EmbeddedPython
Run a document through a Java embedded Graal Python environment.
Why Use It?
EmbeddedPython executes per-document Python code inside the Lucille JVM using GraalPy. Instead of returning a JSON object, your script mutates the current document directly through a Python-friendly proxy bound as doc (and the raw Java document as rawDoc).
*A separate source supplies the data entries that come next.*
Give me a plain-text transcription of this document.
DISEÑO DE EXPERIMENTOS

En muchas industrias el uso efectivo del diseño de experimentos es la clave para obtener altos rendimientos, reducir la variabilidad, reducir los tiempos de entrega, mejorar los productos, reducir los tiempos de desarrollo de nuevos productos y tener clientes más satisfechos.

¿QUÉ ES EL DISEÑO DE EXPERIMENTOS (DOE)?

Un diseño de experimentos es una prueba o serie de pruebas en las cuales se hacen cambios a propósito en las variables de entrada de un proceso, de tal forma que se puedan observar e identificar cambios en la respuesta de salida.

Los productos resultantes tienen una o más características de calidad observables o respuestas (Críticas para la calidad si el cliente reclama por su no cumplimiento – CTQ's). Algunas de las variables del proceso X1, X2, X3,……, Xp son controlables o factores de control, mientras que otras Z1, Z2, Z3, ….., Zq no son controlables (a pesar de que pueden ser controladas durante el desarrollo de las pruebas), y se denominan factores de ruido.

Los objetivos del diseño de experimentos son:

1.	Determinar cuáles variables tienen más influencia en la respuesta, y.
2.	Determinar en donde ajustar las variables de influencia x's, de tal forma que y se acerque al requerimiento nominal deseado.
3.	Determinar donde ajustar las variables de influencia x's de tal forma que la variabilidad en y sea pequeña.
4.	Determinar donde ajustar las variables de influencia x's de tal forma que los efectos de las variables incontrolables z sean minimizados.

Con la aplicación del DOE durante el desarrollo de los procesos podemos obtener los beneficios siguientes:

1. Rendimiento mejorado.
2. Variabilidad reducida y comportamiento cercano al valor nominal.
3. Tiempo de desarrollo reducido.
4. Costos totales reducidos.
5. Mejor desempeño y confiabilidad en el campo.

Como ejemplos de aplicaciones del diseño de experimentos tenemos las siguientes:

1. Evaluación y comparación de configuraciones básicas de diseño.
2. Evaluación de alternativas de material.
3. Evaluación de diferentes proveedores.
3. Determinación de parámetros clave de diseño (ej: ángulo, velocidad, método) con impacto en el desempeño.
This avoids ports, subprocesses, venvs, and per-document JSON round trips.
When To Use It
Use EmbeddedPython when you need one or more of the following:
- Minimal operational overhead (ports, subprocess lifecycle, venv creation, pip installs).
- No use of any external Python libraries or native dependencies that require a real Python environment.
- Lightweight field enrichment/transformation.
When To Use ExternalPython Instead
Avoid EmbeddedPython and use ExternalPython when you need one or more of the following:
- Real Python compatibility (including packages with native dependencies).
- Dependency management via a requirements.txt installed into a managed venv.
- Process isolation apart from the JVM.
Example
Input Document
{
"id": "doc-1",
"title": "Hello",
"author": "Test",
"views": 123
}
Python Script
doc["title"] = doc["title"].upper()
Output Document
{
"id": "doc-1",
"title": "HELLO",
"author": "Test",
"views": 123
}
Config Parameters
{
name: "EmbeddedPython-Example"
class: "com.kmwllc.lucille.stage.EmbeddedPython"
# Specify exactly one of the following:
script_path: "/path/to/my_script.py"
script: "doc['title'] = doc['title'].upper()"
}